Birdies and Bugs

Every week we do two shorebird surveys on the Blanca Wetlands and I can say this is easily my favorite part of my job. What better way to spend the morning than driving around gorgeous country looking at all of the shorebird species that are migrating in! The shorebirds rely on macro invertebrate species as their main food source, so we need to make sure that each pond has a high enough abundance to support the birds’ diet. This is why every spring and fall during migration we conduct surveys on three fresh water ponds and three salt water ponds to see what kind of critters are present in each one. Last week and this coming week will be our busiest time because we are trying to hammer out all six surveys before the shorebirds move on!  These surveys are not easy because we have to take samples at eight different points along each pond as well as a zoo-plankton sample in the middle of each pond.
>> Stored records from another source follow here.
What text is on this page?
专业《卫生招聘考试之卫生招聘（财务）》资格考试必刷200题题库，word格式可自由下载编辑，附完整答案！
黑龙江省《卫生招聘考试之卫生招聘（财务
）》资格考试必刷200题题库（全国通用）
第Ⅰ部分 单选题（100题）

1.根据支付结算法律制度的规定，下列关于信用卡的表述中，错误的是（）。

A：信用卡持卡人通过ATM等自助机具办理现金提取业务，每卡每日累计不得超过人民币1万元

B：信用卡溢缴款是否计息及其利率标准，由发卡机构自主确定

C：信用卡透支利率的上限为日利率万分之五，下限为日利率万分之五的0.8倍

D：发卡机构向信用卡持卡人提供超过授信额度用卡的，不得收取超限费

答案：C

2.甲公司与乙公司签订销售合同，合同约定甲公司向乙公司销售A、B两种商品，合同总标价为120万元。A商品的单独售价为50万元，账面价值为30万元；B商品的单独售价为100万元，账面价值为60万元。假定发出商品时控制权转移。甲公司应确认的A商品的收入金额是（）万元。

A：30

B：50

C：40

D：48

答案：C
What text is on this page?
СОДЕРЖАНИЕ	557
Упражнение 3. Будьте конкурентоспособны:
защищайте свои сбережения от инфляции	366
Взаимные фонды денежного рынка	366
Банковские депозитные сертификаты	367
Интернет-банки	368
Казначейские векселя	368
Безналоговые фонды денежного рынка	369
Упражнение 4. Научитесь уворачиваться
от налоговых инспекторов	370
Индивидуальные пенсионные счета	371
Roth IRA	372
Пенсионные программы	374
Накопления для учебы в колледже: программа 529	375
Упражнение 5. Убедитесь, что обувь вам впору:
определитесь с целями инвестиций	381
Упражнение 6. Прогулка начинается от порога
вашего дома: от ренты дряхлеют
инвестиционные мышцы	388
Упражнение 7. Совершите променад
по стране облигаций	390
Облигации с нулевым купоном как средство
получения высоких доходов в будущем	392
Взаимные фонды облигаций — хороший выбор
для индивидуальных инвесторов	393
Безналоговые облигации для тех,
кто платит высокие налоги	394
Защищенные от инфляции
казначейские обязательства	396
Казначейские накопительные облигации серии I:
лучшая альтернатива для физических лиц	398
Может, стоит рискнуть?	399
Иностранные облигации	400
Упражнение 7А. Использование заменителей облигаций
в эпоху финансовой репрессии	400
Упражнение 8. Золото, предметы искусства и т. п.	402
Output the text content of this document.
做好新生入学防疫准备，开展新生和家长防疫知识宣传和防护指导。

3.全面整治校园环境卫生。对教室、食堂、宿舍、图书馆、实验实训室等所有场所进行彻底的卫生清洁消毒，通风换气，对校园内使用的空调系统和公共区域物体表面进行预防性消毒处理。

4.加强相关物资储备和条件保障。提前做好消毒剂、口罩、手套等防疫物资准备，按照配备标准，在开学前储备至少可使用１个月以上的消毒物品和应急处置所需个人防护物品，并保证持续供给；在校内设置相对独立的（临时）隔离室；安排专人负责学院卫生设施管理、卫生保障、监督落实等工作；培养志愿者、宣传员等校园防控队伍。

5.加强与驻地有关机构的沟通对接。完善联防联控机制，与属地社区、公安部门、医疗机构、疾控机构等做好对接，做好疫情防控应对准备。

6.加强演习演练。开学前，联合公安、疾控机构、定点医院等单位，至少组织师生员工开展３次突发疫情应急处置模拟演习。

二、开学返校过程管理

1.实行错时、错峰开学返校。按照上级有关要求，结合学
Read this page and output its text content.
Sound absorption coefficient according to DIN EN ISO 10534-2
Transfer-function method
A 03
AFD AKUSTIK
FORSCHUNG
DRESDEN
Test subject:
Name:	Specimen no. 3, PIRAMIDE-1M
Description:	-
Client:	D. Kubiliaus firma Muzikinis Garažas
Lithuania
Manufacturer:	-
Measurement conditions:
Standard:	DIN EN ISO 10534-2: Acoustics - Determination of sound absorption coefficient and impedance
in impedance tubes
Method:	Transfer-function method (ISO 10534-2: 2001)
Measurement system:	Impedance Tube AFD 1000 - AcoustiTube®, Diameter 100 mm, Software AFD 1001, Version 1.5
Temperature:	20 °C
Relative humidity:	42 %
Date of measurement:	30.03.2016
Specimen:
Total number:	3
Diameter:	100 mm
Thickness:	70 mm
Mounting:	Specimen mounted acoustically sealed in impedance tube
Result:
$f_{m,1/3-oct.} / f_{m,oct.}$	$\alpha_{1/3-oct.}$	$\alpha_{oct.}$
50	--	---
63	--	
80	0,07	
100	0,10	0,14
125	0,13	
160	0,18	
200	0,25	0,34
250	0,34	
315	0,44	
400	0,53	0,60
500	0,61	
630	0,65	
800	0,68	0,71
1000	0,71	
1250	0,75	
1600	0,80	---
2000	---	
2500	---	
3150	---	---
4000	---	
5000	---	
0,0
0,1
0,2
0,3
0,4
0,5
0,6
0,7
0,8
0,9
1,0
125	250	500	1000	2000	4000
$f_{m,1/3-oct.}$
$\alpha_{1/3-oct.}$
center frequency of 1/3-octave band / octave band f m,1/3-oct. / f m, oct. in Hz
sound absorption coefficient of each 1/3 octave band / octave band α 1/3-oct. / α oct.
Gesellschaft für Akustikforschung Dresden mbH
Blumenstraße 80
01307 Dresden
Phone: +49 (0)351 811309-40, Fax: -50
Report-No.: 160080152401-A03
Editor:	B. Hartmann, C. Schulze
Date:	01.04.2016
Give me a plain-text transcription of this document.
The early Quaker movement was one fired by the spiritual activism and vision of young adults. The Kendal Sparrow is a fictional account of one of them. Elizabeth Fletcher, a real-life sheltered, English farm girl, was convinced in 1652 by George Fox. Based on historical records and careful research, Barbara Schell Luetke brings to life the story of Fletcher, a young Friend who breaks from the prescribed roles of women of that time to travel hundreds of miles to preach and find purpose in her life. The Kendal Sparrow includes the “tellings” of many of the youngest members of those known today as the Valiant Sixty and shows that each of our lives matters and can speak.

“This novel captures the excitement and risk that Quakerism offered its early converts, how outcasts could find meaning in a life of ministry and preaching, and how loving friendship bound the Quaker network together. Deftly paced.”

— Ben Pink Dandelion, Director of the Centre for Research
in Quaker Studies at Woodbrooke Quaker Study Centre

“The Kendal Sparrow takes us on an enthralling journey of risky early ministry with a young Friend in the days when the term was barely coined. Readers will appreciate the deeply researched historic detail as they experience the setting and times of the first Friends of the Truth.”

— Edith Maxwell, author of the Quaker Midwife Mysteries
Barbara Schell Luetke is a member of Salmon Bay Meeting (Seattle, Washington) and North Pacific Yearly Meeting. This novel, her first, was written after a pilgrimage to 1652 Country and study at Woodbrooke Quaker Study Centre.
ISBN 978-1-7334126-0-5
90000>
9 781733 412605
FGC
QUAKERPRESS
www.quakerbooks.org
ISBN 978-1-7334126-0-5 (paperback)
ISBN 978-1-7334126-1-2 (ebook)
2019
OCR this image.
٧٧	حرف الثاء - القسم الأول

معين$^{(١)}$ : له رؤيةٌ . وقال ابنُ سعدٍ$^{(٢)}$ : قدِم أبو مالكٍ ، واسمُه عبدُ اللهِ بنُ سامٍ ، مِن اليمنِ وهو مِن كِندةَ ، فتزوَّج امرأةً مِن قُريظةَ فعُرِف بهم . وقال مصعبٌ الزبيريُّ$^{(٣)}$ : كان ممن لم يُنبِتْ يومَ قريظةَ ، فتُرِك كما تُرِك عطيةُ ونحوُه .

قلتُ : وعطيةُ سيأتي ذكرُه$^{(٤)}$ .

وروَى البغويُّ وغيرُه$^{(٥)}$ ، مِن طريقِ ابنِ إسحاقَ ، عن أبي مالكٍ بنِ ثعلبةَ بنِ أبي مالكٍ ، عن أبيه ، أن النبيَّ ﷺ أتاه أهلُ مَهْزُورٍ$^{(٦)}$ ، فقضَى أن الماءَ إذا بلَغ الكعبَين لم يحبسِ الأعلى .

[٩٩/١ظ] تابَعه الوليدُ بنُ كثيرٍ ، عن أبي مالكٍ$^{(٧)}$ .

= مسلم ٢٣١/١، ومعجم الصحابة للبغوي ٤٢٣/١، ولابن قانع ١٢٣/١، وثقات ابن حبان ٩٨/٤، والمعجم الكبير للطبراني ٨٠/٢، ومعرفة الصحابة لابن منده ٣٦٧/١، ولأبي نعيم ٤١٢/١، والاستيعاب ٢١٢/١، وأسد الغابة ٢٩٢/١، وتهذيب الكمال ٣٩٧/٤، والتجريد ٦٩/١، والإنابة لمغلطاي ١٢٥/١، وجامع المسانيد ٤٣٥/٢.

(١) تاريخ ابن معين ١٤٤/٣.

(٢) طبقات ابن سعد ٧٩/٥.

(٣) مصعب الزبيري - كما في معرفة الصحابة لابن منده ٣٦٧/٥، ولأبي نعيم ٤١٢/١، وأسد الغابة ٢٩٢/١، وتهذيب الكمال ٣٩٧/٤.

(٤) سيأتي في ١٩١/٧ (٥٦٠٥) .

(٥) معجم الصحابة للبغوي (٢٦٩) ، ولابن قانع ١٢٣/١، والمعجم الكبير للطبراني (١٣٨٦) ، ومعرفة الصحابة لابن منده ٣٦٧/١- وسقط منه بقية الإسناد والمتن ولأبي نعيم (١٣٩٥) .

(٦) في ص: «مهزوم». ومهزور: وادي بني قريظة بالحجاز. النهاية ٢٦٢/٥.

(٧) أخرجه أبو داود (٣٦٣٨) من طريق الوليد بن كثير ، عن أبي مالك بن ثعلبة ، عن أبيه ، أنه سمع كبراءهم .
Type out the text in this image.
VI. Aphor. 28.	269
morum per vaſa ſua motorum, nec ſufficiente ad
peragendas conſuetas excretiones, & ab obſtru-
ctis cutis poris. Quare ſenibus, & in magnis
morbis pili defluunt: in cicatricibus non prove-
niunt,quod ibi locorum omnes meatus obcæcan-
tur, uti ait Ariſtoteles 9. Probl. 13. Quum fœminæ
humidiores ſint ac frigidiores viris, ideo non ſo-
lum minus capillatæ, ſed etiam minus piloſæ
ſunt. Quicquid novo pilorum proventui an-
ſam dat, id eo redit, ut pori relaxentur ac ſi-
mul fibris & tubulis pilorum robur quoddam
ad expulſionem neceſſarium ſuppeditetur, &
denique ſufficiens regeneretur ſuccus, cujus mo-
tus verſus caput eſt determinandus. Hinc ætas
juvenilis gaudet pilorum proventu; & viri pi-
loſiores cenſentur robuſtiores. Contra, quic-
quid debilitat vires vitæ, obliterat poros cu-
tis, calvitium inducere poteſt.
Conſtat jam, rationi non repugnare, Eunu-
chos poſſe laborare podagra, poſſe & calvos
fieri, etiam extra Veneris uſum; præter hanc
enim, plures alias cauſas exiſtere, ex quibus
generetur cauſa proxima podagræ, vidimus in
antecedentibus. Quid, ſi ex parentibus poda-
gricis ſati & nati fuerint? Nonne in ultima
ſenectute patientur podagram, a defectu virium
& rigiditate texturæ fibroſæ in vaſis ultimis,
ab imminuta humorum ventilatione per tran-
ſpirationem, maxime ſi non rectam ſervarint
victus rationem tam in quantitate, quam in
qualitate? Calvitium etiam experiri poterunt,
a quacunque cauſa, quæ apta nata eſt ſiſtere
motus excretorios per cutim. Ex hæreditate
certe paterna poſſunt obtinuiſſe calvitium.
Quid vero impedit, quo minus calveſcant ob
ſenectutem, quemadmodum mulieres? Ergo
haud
We get muddy, sweaty, and have to protect each other so the swarms of deer flies and mosquitoes don’t carry our bodies away but other than that the long, hard days are so rewarding. I find it so much fun to see what kind of things are found in each pond and some of the bugs look like little aliens.

 Odonata larvae (Baby Dragonfly!!)

Odonata larvae
(Baby Dragonfly!!)

It is important to know which species are in each pond because some are indicator species of the quality of the water, meaning if the pH or dissolved oxygen of the pond changes, then some species will disappear. I love how the shorebird surveys relate to the macro invertebrate surveys and both of those relate to the water quality surveys. Everything is interconnected and it is very satisfying to see immediate results on what we are studying. It will be interesting to see how these trends change or stay consistent over the next few years.